Aksa Tufanıyla başlayan sürecin en yüksek perdeden devam ettirilmeli. Bunun yanında kötüleri durdurabilecek tek şey güçtür. Müslüman ve mazlumların gücü ise birlikte hareket etmesine bağlı. Emperyalizmin yüz yıldır kendi çıkarı için kurduğu sistem bizi birbirimizden uzaklaştırmaya, düşman etmeye dayalıydı. Artık bu düzenin boyunduruğundan kurtulmalıyız.
İnsanlığı tehdit eden Siyonist vahşeti durdurabilmenin yolu, öncelikle Müslüman ülkelerin birlikteliğine ve Filistin direnişinin her yönden desteklemesine bağlı.
Bu saatten sonra ne Gazze’ye ne de Batı Şeria’ya ayak basamayacak şekilde baskı kurulmalı, soykırımcılardan hesap soracak mekanizmalar oluşturulmalıdır.
Türkiye, İsrailin istikrarsızlaştırmak için devamlı saldırdığı Suriye hattında İsrail maşalarını kullanılmaz hale getirmeli, Kıbrıs’ta Yahudi istilasına karşı gereken tedbirleri almalıdır. İsrailin Güney Kıbrıs üzerinden yaptığı hamleler ortada ama vatan toprağımız Kıbrıs’ta özellikle Türk düşmanı bazı unsurları kullanarak oluşturduğu yapılanmalar dağıtılmalı ve hızlı bir şekilde milli unsurlar tahkim edilmelidir.
Bunun dışında ülkemizde siyonizmin yasaklanması, İsraili devlet olarak tanıyan kararın geri alınması ve ülkemizde çifte pasaport sahibi Siyonist katillerin derhal ifşa edilip vatandaşlıktan çıkartılmaları gerek.
Türkiye’nin Gazze’de oluşturulacak yapının içinde olması Filistinlilerin güvenliği için çok önemli. İster mitolojik hikayelerine dayansın ister mevcut imkanlara, herkes bilir ki Siyonistler sadece Türklerden korkar.
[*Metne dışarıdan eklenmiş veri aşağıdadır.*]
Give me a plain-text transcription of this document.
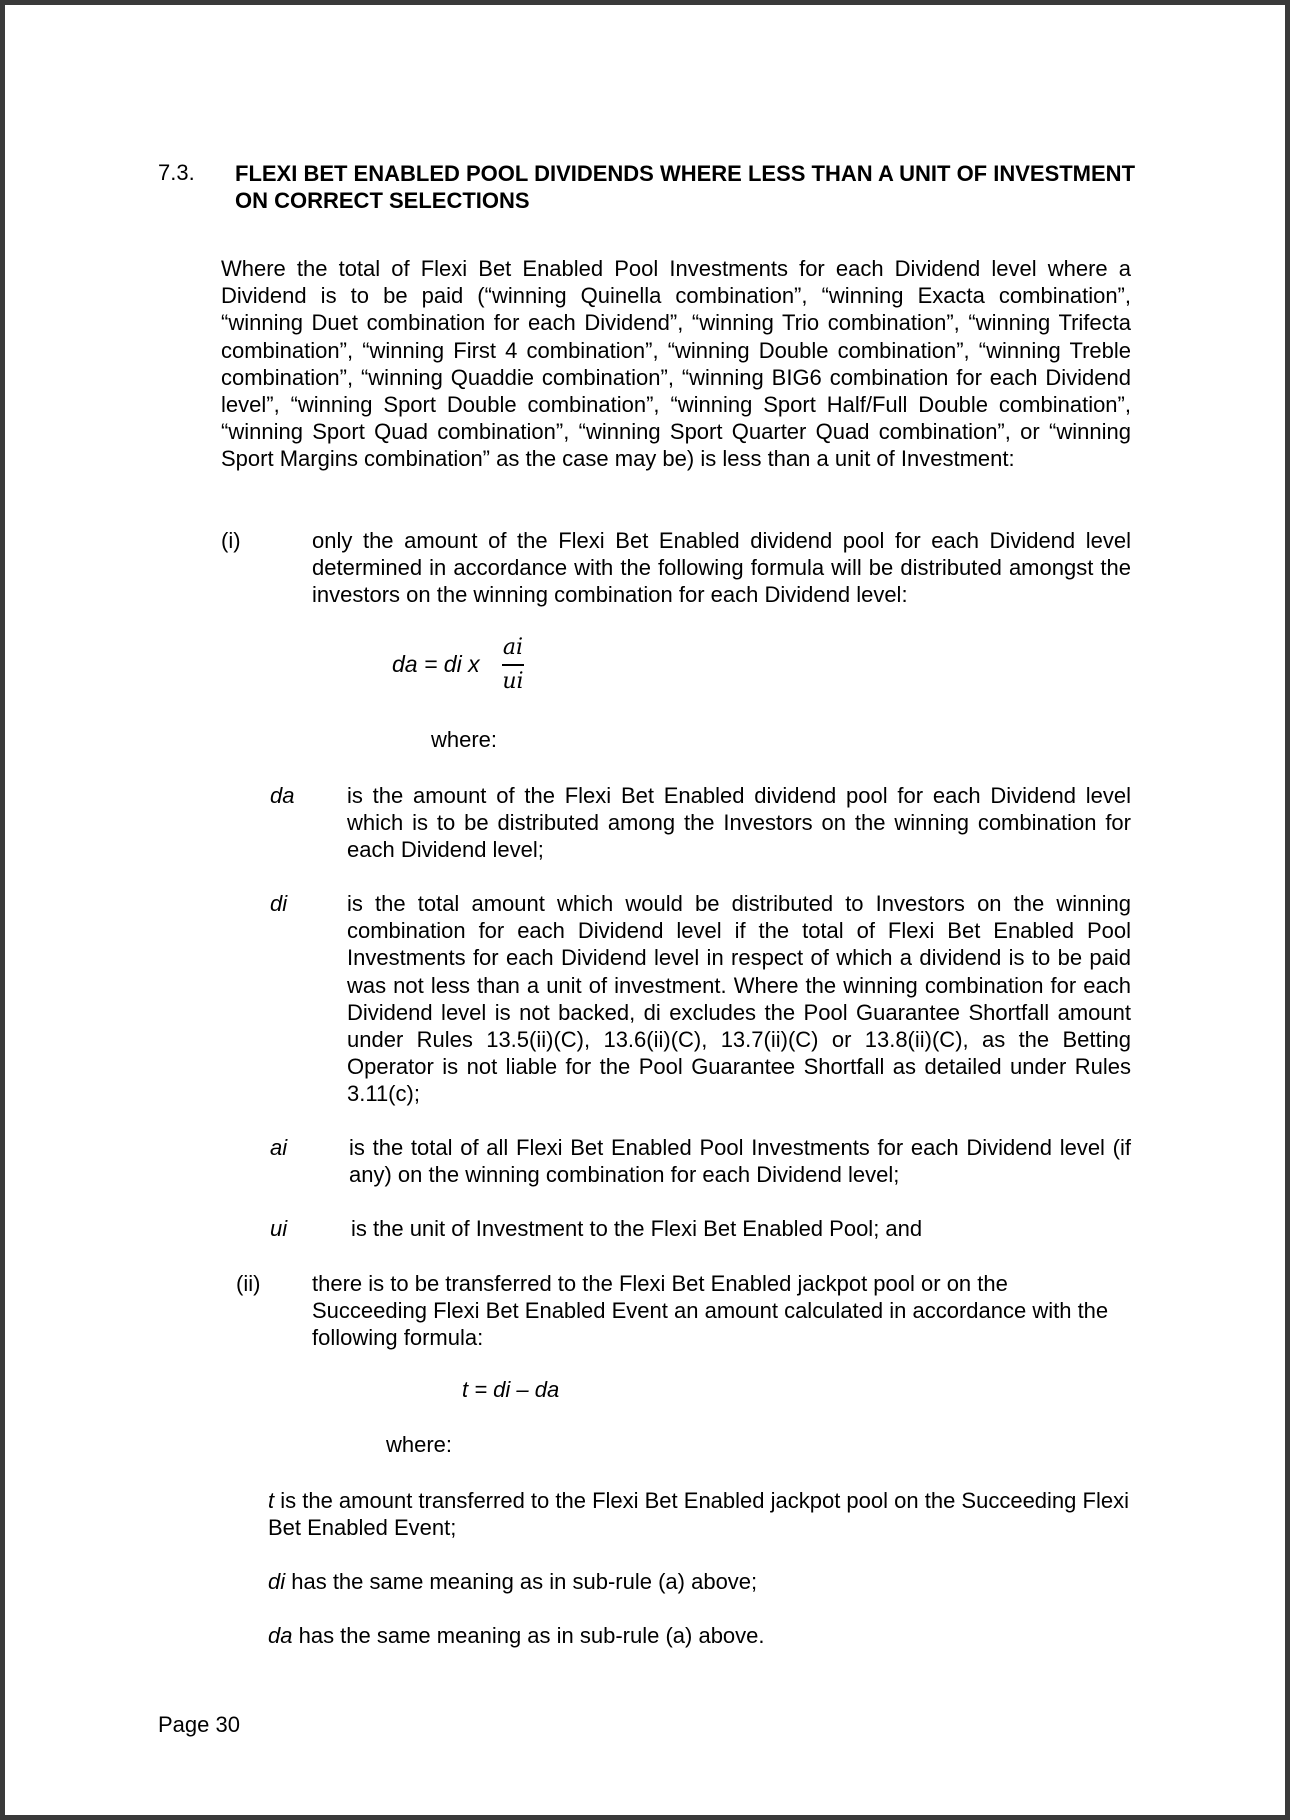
7.3. FLEXI BET ENABLED POOL DIVIDENDS WHERE LESS THAN A UNIT OF INVESTMENT ON CORRECT SELECTIONS
Where the total of Flexi Bet Enabled Pool Investments for each Dividend level where a Dividend is to be paid (“winning Quinella combination”, “winning Exacta combination”, “winning Duet combination for each Dividend”, “winning Trio combination”, “winning Trifecta combination”, “winning First 4 combination”, “winning Double combination”, “winning Treble combination”, “winning Quaddie combination”, “winning BIG6 combination for each Dividend level”, “winning Sport Double combination”, “winning Sport Half/Full Double combination”, “winning Sport Quad combination”, “winning Sport Quarter Quad combination”, or “winning Sport Margins combination” as the case may be) is less than a unit of Investment:
(i)	only the amount of the Flexi Bet Enabled dividend pool for each Dividend level determined in accordance with the following formula will be distributed amongst the investors on the winning combination for each Dividend level:
da = di x
ai
ui
where:
da is the amount of the Flexi Bet Enabled dividend pool for each Dividend level which is to be distributed among the Investors on the winning combination for each Dividend level;
di	is the total amount which would be distributed to Investors on the winning combination for each Dividend level if the total of Flexi Bet Enabled Pool Investments for each Dividend level in respect of which a dividend is to be paid was not less than a unit of investment. Where the winning combination for each Dividend level is not backed, di excludes the Pool Guarantee Shortfall amount under Rules 13.5(ii)(C), 13.6(ii)(C), 13.7(ii)(C) or 13.8(ii)(C), as the Betting Operator is not liable for the Pool Guarantee Shortfall as detailed under Rules 3.11(c);
ai	is the total of all Flexi Bet Enabled Pool Investments for each Dividend level (if any) on the winning combination for each Dividend level;
ui	is the unit of Investment to the Flexi Bet Enabled Pool; and
(ii) there is to be transferred to the Flexi Bet Enabled jackpot pool or on the Succeeding Flexi Bet Enabled Event an amount calculated in accordance with the following formula:
t = di – da
where:
t is the amount transferred to the Flexi Bet Enabled jackpot pool on the Succeeding Flexi Bet Enabled Event;
di has the same meaning as in sub-rule (a) above;
da has the same meaning as in sub-rule (a) above.
Page 30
Türk askerinin olduğu yerde istediği gibi at oynatamaz.
Gazzenin yeniden imarı için elimizden geleni yapmalıyız. Ama aslolan soykırımcılardan hesap sorabilmektir. Çünkü hesabı sorulmayan soykırım tekrar eder. Çünkü kötüleri durduracak tek şey güçtür, hesap sorulma korkusudur.